ALBANY, NY - Two New York operators are supporting a lawsuit against the state by the Empire State Restaurant and Tavern Association that seeks to rescind New York's statewide law prohibiting smoking in public places. The law goes into effect July 24. New York City has already imposed a workplace smoking ban.
Frank Calland of E&S Music Corp. (Holbrook) reported that the New York State Legislature and Gov. George Pataki are considering softening the state's stricter version of the ban under pressure from bar and restaurant owners.
Two bills, one in the Assembly and one in the state Senate, would amend the state ban to allow smoking in owner-operated bars and let business owners build ventilated smoking rooms.

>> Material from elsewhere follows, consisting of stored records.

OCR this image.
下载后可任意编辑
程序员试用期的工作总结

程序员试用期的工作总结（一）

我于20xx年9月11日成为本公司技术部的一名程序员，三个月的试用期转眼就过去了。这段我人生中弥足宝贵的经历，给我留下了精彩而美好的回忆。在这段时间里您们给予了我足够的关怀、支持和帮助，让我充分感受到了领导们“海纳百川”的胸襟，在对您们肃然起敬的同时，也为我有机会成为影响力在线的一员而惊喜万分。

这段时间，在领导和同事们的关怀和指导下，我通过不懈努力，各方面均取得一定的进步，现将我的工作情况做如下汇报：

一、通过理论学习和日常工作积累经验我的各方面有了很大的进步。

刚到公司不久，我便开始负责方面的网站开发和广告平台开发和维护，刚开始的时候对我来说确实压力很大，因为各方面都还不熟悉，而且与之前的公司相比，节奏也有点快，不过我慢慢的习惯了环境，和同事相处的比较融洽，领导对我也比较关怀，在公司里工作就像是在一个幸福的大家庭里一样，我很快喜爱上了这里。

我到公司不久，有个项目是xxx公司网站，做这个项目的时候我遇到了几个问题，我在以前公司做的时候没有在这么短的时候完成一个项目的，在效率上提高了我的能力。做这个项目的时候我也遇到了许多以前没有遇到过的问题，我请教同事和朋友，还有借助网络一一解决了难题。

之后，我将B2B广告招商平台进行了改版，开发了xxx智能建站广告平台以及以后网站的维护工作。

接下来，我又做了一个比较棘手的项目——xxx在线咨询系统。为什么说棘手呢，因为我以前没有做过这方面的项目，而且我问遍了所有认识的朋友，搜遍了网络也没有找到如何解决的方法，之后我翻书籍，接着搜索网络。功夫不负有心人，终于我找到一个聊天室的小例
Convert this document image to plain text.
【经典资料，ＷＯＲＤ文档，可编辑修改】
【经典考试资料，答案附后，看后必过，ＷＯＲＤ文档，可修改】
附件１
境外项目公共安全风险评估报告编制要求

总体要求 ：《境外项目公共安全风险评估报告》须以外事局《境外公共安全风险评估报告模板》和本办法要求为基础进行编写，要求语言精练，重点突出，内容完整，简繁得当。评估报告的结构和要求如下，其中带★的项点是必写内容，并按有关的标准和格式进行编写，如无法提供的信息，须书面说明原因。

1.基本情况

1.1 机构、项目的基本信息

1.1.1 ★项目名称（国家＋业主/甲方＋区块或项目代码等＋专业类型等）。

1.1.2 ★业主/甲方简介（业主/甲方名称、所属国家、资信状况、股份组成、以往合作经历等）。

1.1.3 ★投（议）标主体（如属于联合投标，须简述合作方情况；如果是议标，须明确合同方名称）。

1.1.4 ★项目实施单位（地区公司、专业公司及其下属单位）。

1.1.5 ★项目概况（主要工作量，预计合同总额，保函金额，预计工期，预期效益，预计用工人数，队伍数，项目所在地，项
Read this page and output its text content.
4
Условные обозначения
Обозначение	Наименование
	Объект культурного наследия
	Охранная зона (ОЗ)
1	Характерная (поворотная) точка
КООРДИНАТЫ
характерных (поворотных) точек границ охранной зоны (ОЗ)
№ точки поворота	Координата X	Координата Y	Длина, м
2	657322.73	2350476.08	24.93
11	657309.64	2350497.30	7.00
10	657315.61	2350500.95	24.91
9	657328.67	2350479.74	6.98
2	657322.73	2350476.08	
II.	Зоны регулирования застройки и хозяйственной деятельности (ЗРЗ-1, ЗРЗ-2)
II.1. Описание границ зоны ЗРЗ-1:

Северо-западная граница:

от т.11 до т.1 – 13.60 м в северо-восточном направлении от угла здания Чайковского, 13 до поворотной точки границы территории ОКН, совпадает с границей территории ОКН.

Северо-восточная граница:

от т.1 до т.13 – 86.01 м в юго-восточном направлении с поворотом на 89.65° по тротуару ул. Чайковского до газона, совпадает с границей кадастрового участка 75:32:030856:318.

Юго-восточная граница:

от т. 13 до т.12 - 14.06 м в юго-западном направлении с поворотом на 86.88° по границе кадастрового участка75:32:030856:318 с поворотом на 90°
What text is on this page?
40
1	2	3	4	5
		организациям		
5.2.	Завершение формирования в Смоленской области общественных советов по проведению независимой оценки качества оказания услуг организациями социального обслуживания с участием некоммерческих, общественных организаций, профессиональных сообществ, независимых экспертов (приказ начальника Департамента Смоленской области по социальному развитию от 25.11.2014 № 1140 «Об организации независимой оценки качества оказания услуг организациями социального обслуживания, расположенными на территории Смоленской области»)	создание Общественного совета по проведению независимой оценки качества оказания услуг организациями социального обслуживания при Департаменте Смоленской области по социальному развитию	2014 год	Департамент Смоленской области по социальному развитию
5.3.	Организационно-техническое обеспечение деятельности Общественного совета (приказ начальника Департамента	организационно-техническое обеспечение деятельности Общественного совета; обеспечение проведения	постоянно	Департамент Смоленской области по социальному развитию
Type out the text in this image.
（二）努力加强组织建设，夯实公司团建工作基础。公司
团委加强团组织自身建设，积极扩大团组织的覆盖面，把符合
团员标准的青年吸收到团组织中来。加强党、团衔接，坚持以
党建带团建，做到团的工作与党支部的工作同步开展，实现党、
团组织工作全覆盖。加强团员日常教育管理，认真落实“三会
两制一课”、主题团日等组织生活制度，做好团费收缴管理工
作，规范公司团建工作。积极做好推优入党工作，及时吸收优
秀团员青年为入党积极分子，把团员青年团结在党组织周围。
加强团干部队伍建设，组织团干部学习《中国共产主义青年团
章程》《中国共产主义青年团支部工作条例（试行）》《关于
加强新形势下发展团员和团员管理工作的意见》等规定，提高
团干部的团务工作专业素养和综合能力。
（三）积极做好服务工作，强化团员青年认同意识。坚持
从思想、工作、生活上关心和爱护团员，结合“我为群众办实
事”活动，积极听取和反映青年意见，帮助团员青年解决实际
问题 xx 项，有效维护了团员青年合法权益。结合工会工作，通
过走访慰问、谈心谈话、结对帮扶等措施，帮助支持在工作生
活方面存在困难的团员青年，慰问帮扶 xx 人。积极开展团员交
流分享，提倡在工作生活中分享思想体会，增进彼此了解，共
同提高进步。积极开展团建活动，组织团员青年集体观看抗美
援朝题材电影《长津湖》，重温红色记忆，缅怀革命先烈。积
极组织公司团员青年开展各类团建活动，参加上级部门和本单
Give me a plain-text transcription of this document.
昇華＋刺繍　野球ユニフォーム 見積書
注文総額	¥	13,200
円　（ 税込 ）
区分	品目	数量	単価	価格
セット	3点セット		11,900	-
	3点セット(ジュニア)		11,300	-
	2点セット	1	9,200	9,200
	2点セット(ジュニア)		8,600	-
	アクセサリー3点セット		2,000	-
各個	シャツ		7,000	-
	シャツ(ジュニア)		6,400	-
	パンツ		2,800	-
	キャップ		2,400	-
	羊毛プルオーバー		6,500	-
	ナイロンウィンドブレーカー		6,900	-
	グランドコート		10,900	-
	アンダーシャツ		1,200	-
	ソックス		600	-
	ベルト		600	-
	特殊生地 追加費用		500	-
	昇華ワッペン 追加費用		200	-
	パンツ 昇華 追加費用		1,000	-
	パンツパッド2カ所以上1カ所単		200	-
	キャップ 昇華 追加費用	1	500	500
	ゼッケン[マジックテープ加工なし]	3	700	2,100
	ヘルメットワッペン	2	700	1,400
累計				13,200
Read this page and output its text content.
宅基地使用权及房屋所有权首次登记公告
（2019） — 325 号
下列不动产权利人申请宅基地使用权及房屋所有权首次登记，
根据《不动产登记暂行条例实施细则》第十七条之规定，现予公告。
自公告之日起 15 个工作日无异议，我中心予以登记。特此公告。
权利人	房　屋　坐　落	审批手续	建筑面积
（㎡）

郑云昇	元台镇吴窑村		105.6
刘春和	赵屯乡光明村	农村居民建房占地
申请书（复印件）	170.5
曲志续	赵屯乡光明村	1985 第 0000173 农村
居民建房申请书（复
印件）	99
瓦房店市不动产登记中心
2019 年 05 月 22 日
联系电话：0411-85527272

Calland said operators and bar owners are seeking a more equitable solution, however. "We want [bar] businesses to have a choice whether to be smoking or nonsmoking," he said. "There's a simple solution: the state can provide a tax break to establishments that enforce a nonsmoking policy, and create a license, and new revenue source, for taverns that choose to permit smoking."
Kenny Goldberg of Emerson's Amusement Co. (Woodside) is one New York operator who has already experienced the business impact of outlawing smoking in bars. Emerson's operates music and games equipment in Manhattan and in Nassau County, which also implemented a ban in public workplaces about three months ago. Goldberg, who, along with Calland, has joined the lawsuit against the state, reported that his collections have been down about 30% in bars and taverns, his best locations, in municipalities and counties that forbid smoking in all public places.
Scott Wexler, executive director of the ESRTA, said the best hope for opponents of the ban is the association's lawsuit. Wexler estimates that liquor sales in some bars and restaurants in New York City have decreased by as much as 50% since the citywide ban went into effect.
Elsewhere in the Northeast, the action to ban smoking in workplaces has picked up steam this year with a smoking ban passed in Boston. Connecticut has passed a statewide ban on smoking in workplaces and the topic is being debated in Massachusetts.
Calland said that smoking bans in bars and taverns will significantly harm all segments of the coin-operated entertainment industry. New York will become the third state to enact statewide no-smoking ordinance, following California and Delaware.
In the meantime, Goldberg and other operators in Nassau County won a small victory in June when a U.S. District Court judge issued an injunction against the no-smoking law. The judge said sloppy writing of the law made it constitutionally vague.